To celebrate the incredibly prolific, influential and diverse body of work left behind by Prince, we will be exploring a different song of his each day for an entire year with the series 365 Prince Songs in a Year.

Heard in miniature, 1984's "I Would Die 4 U" could easily be misconstrued as nothing more than messianic hubris from Prince. Even Revolution member Dez Dickerson seemed to be in this camp.

"I think Prince had experienced something," Dickerson told author Toure in 2013's I Would Die 4 U: Why Prince Became an Icon. "I think he had a moving experience with respect to the idea of who Jesus is, or was, and he wanted to express it in a song. It's not a very cloaked lyric. It says what it says: He's saying he is Jesus."

But there was much more to "I Would Die 4 U," a song Prince had been tinkering with for some time. (He initially introduced it at a sound check during the tour in support of 1981's Controversy, according to PrinceVault.) The track didn't finally come together, however, until Revolution keyboardist Dr. Fink solved an issue with the bass line, attaching a sequencer to the drum machine to execute something neither he nor Prince could play manually.

The released version of "I Would Die 4 U," like "Baby I'm a Star" and "Purple Rain," was recorded live during an appearance by Prince and the Revolution on Aug. 3, 1983 at the First Avenue Club in Minneapolis – site of several key scenes in the subsequent Purple Rain film. "We did some groundbreaking technological things that day," Fink told Rolling Stone in 2016.

By then, Prince had hit upon a bold narrative approach for "I Would Die 4 U," as he deftly inhabits not just the likeness of Jesus, but all of the Holy Trinity. Verse by verse, this canny transformation opens up a bold new path for Prince to share a message for the ages.

In the first verse, he plays the role of God, beginning the song with a theme of forgiveness – no matter the transgression. Next, he is Jesus, in a second verse that famously references Christ's fulfillment of Old Testament prophecy. Keep listening, however, and the third verse finds Prince subsequently morphing into a dove, as the Holy Spirit does in the New Testament. Prince also references his role as "your conscience," an inner voice often associated with the third element of the Triune.

Taking these various forms is a common trope in gospel music, of course, but far less common on the pop charts. It was another way Prince broke new ground.

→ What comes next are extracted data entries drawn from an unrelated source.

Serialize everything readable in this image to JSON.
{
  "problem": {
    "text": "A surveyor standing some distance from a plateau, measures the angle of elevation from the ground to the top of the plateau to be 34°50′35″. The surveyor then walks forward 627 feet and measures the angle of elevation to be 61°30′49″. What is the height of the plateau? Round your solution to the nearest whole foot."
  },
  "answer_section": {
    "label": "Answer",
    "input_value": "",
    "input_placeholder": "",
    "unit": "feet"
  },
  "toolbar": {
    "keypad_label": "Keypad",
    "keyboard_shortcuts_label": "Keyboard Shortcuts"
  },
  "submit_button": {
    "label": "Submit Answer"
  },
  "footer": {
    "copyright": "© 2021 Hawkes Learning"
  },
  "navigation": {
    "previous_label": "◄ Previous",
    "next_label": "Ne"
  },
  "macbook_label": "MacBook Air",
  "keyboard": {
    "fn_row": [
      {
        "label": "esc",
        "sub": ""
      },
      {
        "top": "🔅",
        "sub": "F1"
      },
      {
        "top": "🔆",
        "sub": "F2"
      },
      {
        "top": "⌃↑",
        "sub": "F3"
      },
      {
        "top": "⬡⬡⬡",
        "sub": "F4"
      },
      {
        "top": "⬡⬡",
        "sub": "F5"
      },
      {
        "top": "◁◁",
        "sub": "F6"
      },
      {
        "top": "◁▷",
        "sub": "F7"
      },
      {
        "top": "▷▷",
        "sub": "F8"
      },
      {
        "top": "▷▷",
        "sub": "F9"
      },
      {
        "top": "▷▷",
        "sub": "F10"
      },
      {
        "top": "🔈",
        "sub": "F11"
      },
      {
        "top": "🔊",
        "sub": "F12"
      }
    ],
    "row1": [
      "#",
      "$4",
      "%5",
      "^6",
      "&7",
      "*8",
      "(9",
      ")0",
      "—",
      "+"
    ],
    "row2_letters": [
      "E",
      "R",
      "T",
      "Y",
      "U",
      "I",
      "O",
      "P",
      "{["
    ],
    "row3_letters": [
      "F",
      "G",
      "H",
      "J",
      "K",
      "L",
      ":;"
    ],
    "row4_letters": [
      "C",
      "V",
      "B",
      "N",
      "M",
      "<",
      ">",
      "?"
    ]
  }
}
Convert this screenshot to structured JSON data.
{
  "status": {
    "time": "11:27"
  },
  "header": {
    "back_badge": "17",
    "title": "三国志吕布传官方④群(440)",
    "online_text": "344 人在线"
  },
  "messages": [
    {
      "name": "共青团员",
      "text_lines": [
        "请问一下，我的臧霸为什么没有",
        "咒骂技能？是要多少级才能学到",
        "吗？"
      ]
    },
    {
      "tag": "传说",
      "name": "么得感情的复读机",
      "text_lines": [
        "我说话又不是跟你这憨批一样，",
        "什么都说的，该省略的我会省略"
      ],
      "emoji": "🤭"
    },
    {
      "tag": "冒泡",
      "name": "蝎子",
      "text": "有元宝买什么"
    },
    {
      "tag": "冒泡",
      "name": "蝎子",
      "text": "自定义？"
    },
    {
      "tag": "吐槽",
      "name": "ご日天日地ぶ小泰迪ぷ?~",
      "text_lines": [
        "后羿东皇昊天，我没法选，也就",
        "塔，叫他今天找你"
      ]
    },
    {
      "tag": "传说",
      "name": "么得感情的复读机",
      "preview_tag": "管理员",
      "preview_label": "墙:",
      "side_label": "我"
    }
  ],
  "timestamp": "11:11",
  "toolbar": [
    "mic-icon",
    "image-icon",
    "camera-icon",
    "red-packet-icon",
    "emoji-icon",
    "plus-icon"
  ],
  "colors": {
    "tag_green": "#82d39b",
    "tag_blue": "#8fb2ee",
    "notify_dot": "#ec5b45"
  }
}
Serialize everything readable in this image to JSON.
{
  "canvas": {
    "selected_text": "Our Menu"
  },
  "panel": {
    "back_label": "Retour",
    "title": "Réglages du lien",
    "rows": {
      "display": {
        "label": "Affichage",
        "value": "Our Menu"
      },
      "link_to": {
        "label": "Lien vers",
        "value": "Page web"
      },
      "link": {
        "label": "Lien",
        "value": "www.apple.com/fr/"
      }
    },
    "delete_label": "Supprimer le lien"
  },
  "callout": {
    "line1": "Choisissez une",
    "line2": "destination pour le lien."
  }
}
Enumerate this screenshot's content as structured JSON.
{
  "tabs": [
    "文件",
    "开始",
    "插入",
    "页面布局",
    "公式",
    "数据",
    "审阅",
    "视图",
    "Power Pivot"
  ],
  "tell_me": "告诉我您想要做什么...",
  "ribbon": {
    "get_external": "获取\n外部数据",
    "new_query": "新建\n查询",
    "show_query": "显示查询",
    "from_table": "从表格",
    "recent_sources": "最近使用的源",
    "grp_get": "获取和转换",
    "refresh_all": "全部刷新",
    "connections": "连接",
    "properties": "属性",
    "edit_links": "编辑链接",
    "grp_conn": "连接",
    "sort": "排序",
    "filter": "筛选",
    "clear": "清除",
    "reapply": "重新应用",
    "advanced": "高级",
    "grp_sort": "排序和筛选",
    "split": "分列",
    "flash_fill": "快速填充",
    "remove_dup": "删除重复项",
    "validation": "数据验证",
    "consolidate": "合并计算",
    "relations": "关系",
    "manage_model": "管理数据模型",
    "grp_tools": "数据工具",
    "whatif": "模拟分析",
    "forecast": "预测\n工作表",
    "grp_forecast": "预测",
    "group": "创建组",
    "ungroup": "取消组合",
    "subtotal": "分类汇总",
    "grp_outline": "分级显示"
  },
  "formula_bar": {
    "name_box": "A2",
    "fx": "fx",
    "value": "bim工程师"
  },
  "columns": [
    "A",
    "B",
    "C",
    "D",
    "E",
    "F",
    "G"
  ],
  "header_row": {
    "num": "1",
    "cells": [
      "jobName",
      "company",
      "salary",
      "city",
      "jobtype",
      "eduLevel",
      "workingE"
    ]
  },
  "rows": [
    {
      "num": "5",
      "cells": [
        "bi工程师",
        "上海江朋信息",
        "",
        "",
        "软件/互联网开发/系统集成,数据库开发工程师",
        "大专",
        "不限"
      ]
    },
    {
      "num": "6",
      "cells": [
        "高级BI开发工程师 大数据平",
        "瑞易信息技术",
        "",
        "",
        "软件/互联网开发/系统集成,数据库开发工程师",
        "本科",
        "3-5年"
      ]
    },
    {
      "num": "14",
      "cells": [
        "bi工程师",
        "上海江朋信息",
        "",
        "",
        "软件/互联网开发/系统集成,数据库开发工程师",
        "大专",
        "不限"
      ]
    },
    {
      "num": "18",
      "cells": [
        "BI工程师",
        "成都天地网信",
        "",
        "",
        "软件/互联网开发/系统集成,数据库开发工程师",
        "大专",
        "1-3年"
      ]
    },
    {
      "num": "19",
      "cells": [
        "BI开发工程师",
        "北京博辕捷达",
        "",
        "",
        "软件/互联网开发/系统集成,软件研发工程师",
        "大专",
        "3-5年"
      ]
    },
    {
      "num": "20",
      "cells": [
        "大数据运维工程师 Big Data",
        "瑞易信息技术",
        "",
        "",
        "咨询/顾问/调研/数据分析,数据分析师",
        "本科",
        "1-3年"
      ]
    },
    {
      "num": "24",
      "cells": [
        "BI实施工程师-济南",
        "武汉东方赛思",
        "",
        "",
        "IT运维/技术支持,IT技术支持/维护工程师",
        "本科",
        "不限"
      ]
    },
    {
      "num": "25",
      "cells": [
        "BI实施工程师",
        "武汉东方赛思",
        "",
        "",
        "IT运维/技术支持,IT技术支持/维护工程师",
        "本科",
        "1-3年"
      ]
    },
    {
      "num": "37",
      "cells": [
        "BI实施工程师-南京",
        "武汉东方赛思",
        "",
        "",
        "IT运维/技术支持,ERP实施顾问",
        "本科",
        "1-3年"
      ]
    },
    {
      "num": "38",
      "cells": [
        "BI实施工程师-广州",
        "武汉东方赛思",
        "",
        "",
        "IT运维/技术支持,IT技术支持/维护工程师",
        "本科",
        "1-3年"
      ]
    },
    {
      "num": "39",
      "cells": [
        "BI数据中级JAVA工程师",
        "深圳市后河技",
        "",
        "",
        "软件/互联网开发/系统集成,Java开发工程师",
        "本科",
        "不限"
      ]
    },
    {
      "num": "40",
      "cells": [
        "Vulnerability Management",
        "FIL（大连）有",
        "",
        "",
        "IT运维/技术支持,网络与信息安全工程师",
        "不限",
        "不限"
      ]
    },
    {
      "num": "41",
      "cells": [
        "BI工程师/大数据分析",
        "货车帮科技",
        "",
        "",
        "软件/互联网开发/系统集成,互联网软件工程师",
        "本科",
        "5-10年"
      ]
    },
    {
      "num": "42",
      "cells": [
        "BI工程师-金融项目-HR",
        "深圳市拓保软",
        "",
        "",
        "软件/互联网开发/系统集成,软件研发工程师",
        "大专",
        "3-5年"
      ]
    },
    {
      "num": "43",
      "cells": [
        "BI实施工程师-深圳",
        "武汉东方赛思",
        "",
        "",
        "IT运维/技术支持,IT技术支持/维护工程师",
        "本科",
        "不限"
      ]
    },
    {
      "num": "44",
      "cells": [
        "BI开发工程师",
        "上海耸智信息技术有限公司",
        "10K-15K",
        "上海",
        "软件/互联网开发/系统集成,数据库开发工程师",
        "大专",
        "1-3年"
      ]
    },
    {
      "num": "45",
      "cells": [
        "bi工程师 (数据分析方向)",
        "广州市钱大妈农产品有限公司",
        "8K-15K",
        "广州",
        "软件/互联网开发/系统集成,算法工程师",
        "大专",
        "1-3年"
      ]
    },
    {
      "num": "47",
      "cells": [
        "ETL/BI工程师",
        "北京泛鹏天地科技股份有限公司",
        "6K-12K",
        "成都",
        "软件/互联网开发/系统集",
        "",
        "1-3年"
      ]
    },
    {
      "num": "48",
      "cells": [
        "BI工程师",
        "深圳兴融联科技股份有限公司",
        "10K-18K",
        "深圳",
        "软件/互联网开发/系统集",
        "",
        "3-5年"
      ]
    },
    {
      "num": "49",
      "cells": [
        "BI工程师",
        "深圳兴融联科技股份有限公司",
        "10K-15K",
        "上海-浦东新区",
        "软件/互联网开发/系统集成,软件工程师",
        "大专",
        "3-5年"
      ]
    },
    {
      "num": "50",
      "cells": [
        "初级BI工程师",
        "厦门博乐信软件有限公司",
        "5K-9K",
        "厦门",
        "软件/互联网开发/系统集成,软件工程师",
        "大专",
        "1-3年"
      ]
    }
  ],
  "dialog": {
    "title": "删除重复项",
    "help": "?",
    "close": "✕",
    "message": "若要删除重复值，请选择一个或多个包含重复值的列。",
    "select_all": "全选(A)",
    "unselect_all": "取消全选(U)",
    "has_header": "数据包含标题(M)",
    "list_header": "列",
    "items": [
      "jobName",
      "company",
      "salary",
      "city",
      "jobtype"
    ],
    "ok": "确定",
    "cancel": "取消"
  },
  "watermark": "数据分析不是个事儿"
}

At the same time, "I Would Die 4 U" holds true to the central dichotomies that Prince personified, and that's part of why his embedded concept didn't necessarily make itself plain back then – or even in 2016, when this became a Top 40 hit all over again following Prince's sudden passing.

When he sang "I'm not a woman, I'm not a man" and "I am something you'll never understand," it worked as a widescreen introduction to a concept that ultimately defined Prince, from his well-known androgyny to adopting an unpronounceable glyph as his name to his overt latter-day discussions about religion.

Early on, fans and journalists alike sought to pin Prince down, to no avail. By creating this open-minded aesthetic, one where nothing is seen in binary black or white, Prince gave himself a sturdy platform to talk about Christianity on a remarkably broad scale.

Raised as a Seventh-Day Adventist, he became a Jehovah's Witness around the turn of the century – a conversion that became public knowledge when media outlets began running stories about his shoe-leather proselytizing. The truth is, he'd been doing it for decades. "Years before he became a Jehovah's Witness," Toure memorably argued, "Prince knocked on America's door through his music."

"I Would Die 4 U" – the fourth consecutive Top 10 Billboard hit to emerge from Purple Rain – stands as one of Prince's most complete testaments of faith, and certainly the one most widely heard.